To protect children from perpetrators of abuse, Younes says there is need for a comprehensive sexual education to be included in the national curriculum. “We are living in a fool’s paradise if we believe that sex education is against our cultural and Islamic values.” Moreover, she adds, there are segments within the Pakistani society who devour online pornography. “What do we attribute this behaviour to? The Kasur child pornography ring catered to a demand for such sleaze, so why single out an individual when the whole society is at fault?”
And that’s what Hashmi and his team had observed when they visited Kasur. His department was sought out by the Punjab police to visit Kasur to help psychologically profile the perpetrator before he was caught, where they “interviewed witnesses and survivors, reviewed the evidence, talked to the officers investigating the case” and gave their opinion.
“Kasur as a society and as a community is steeped in child sexual abuse and every third person in that community has been a victim and many have become abusers themselves,” he says.

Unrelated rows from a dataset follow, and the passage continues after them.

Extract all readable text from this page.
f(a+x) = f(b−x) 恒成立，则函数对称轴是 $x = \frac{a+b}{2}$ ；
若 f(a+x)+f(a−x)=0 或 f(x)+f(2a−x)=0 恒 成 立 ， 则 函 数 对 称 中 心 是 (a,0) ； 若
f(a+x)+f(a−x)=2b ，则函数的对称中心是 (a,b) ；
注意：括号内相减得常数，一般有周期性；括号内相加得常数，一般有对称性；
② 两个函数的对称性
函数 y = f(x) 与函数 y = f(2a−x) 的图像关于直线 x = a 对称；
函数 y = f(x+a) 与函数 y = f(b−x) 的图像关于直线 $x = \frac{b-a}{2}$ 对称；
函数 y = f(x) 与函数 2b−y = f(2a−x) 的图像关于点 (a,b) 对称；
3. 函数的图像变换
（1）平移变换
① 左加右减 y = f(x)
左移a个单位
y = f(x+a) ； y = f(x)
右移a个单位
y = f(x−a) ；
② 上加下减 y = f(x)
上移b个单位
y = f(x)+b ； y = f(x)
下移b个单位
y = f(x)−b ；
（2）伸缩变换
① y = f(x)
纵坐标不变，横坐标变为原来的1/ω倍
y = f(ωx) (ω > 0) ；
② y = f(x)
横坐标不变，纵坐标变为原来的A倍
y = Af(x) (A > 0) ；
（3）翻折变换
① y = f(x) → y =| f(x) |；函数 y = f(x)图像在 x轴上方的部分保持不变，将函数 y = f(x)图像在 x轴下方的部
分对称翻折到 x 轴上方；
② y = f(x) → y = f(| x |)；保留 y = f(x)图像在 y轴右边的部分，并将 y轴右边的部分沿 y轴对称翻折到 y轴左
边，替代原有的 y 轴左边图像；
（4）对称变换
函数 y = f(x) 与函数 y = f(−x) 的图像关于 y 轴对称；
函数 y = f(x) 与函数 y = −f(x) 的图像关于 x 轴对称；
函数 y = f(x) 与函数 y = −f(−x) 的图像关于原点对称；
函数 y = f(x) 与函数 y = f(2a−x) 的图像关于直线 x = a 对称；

“Why is there no outrage about that? I have heard press reports that the alleged killer himself was abused multiple times over a number of years. This is typical. Victims often become abusers themselves. Why is no one demanding that all victims in Kasur be provided emergency mental healthcare and rehabilitation. Why is the CM not announcing an emergency mental health task force to address this trans-generational problem? Why is there no talk of setting up special clinics and crisis centres in Kasur to help those people?”
That’s the real emergency and that’s the real question that needs to be answered,” says Hashmi in a tone laced with seriousness.